Still, if anyone is in the business of fusion experimentation, they must assume responsibilities for all the hazards of monkeying around with such processes. This is where Doug's commentary is wise.
One is a fool to rush into this thing wide eyed and excited without first securing a grounding in the numerous disciplines involved. There are so many ways to kill onself playing with fusors. The least dangerous of all is neutron activation!!!!
The number one death threat we live under and greatest danger is electrocution. Careless handling of D2 gas is a definite explosion hazard. Welding and machining can burn and mangle limbs. Vacuum stuff (especially glass) can implode blinding and slashing the neophyte. The number one rad hazard is never neutrons or secondary radiation from neutron activated materials!!!!! It is X-radiation! This will boil off in larger amounts and much earlier in amateur experiments far out of proportion to any neutron or activation threat.
Most dangerous neutron activation by amateur fusors will unfortunately be within the bodies of stupid, careless and doltish amateurs who take their fusors way beyond the point of reasonable experiment. They will not shield or thermalize the neutron radiation properly and their big bag of water bodies will do it for them. I doubt seriously if one of us will ever arrive at this point.
90% of all fusors built by amateurs thus far and of those to be built are and will be demo models and will never, ever produce the first neutron.

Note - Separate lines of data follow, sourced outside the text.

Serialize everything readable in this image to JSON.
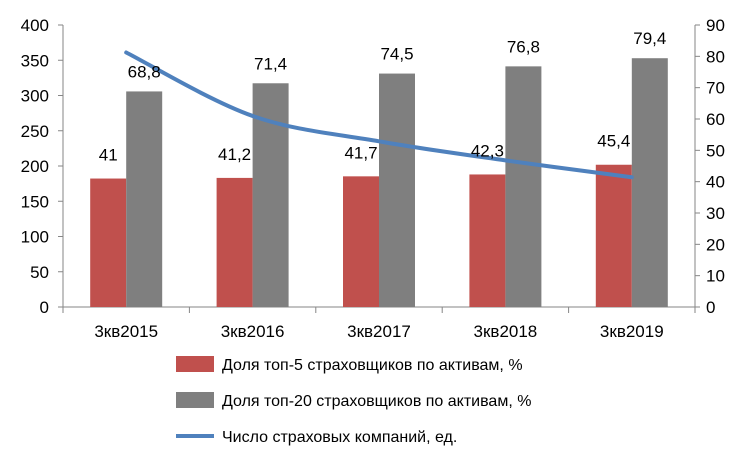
{
  "chart_data": {
    "type": "bar",
    "categories": [
      "3кв2015",
      "3кв2016",
      "3кв2017",
      "3кв2018",
      "3кв2019"
    ],
    "series": [
      {
        "name": "Доля топ-5 страховщиков по активам, %",
        "type": "bar",
        "axis": "right",
        "values": [
          41,
          41.2,
          41.7,
          42.3,
          45.4
        ],
        "labels": [
          "41",
          "41,2",
          "41,7",
          "42,3",
          "45,4"
        ],
        "color": "#c0504d"
      },
      {
        "name": "Доля топ-20 страховщиков по активам, %",
        "type": "bar",
        "axis": "right",
        "values": [
          68.8,
          71.4,
          74.5,
          76.8,
          79.4
        ],
        "labels": [
          "68,8",
          "71,4",
          "74,5",
          "76,8",
          "79,4"
        ],
        "color": "#7f7f7f"
      },
      {
        "name": "Число страховых компаний, ед.",
        "type": "line",
        "axis": "left",
        "values": [
          361,
          271,
          235,
          208,
          184
        ],
        "color": "#4f81bd"
      }
    ],
    "y_left": {
      "min": 0,
      "max": 400,
      "step": 50,
      "ticks": [
        "0",
        "50",
        "100",
        "150",
        "200",
        "250",
        "300",
        "350",
        "400"
      ]
    },
    "y_right": {
      "min": 0,
      "max": 90,
      "step": 10,
      "ticks": [
        "0",
        "10",
        "20",
        "30",
        "40",
        "50",
        "60",
        "70",
        "80",
        "90"
      ]
    },
    "grid": false,
    "legend": "bottom"
  }
}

My earliest measured neut producing was 10E3/sec total production with old fusor II and I was unable to detect neutron activation after a 5 minute run on indium foil at a range of 15" from the poissor. The reason.........poor/unknown thermalization, short exposure time and virtually zero flux DENSITY at that range!
Instrumentation and knowledge are the keys to safe operation of low level neutron producing systems. Neutron activation is way, way down on our list of worries. When it becomes a problem, we will be standing behind 2 ton lead shields to save us from X-rays, have large 1 ton oil tanked 100kv++ HV supplies and 2 foot diameter fusors working off of turbo molecular pump systems.
I stress all the above in my safety tips on Jochen Kronjaeger's web page.
When I stop fusin', the chamber may lay around the lab for a few years and all the micro quantities of isotopes will have coasted through 50-100 half lives and I'll sell to another experimenter or junk it.